Грибник – это почти бранное слово. Присвоенное чужаку, оно привносит в размеренный уклад удалённой от города жизни. Хозяева кидаются отыскивать позабытые с прошлого года замки на сарайки и садовые калитки, да, разбуженные неоднажды спозаранку топотом чужих ног в сенях, запирают на ночь двери в дом.
Скорые заморозки – единственная надежда на то, что долго ещё не понадобится смазывать постным маслом щеколды. А прядущий ушами олень не вздрогнет, не повернёт головы, не убежит, не помня себя, высоко подкидывая обтянутый белыми подштанниками круп, а останется стоять, где стоял, выдавая своё расположение сморщенной над лопаткой кожей и спокойным взглядом в твою сторону. И нет нужды, что придётся чаще топить печь, – всё лучше, нежели спросонок увидеть перед собой чужое небритое лицо:
– Где?! – будет взыскивать оно, исторгая утреннее несвежее дыхание.
– Что?!
– Где тут у вас грибы!???
… И вновь затрещат чубы кустов…
Прошу любить и жаловать!
– И-таки, осень, господа!
Сбросив с себя бремя плодородия, округа занялась, наконец, любимым делом. Это только со стороны кажется, что она основательна и здравствует для одних лишь возделываний и прочей от себя выгоды. В самом деле округа ветрена, проста и легка на подъём, да только сердечность, вкупе с сопереживанием прочим мешают ей бросить всё к…, и…
Скованная ли зимними морозами, сдержанная весенней хлябью и буйством, либо расслабленная томлением летнего зноя, к осени округа вполне уже принадлежит себе и принимается за любимое, важное только ей.

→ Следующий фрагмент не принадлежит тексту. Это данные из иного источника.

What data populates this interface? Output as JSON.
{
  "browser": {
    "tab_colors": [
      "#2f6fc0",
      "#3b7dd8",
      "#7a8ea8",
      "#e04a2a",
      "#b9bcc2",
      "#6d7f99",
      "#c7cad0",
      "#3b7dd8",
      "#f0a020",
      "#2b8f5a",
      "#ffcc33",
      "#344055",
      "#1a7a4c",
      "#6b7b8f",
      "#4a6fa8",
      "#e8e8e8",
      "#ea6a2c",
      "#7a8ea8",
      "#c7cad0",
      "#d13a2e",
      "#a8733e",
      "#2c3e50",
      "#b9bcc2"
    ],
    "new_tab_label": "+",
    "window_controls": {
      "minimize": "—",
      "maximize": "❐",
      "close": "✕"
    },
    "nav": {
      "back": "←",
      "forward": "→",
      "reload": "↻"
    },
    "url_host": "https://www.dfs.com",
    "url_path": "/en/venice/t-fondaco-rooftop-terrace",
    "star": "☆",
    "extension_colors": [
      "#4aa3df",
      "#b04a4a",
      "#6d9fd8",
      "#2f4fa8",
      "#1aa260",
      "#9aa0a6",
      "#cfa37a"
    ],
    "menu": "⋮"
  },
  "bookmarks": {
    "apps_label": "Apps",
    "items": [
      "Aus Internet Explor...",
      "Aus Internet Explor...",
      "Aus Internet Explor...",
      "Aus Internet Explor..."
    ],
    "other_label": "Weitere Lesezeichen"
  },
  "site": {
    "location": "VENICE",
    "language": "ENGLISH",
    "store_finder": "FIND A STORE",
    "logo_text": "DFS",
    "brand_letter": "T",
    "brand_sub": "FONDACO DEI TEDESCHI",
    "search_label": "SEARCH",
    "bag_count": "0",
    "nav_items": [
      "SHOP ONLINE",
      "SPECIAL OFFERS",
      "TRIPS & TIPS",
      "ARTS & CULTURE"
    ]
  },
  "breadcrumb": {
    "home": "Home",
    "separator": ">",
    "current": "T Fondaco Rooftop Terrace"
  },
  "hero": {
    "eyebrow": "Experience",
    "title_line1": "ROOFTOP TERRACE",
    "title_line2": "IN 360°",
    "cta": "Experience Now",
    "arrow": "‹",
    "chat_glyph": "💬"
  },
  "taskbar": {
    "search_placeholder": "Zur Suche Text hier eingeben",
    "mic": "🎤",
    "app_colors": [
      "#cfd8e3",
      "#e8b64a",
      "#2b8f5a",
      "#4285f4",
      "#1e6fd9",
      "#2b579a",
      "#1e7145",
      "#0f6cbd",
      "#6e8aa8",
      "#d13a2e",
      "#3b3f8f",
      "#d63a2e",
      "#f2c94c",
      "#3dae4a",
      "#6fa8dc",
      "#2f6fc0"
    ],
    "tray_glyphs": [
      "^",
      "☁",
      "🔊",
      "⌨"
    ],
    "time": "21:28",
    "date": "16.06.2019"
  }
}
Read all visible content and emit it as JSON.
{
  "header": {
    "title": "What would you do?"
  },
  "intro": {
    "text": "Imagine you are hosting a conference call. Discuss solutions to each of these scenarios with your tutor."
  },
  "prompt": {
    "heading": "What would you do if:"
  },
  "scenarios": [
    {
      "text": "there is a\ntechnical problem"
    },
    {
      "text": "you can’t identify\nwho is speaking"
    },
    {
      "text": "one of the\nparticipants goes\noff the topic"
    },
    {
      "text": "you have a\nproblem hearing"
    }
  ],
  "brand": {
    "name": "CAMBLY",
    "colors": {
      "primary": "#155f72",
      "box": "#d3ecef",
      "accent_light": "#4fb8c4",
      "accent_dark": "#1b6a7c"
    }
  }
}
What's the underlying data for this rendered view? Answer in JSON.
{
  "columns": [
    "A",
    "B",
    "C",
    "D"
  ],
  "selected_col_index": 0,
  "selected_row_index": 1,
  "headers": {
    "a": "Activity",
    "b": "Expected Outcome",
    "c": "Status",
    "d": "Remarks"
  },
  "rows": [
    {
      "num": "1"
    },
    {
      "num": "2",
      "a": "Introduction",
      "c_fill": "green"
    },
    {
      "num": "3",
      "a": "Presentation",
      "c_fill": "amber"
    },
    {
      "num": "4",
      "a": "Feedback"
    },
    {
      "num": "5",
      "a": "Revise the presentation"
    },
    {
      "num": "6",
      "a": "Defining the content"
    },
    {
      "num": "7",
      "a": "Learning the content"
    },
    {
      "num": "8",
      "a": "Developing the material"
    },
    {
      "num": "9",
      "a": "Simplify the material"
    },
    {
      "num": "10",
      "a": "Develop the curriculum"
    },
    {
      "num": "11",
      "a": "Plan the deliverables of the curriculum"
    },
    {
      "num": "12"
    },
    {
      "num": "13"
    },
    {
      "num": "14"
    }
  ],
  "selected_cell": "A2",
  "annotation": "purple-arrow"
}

Округа не повитуха по сути, не нянька, но пиит, рисовальщица, и только не желающий ей добра и покоя откажет в признании истинности сих обстоятельств ея натуры.
Умывшись наскоро росою, она всякий день у мольберта. Туман от неё офорт, ненастье – набросок карандашом, солнечный день – весь в красках с нимба солнца над головой до выпачканных в земле пят. Тут уж она и акварелью, и масляными, и гуашью… Всем, чем попадёт под лёгкую скорую руку. Ибо и писать надобно наскоро, так поспешно меняется облик того и тех, кто перед нею.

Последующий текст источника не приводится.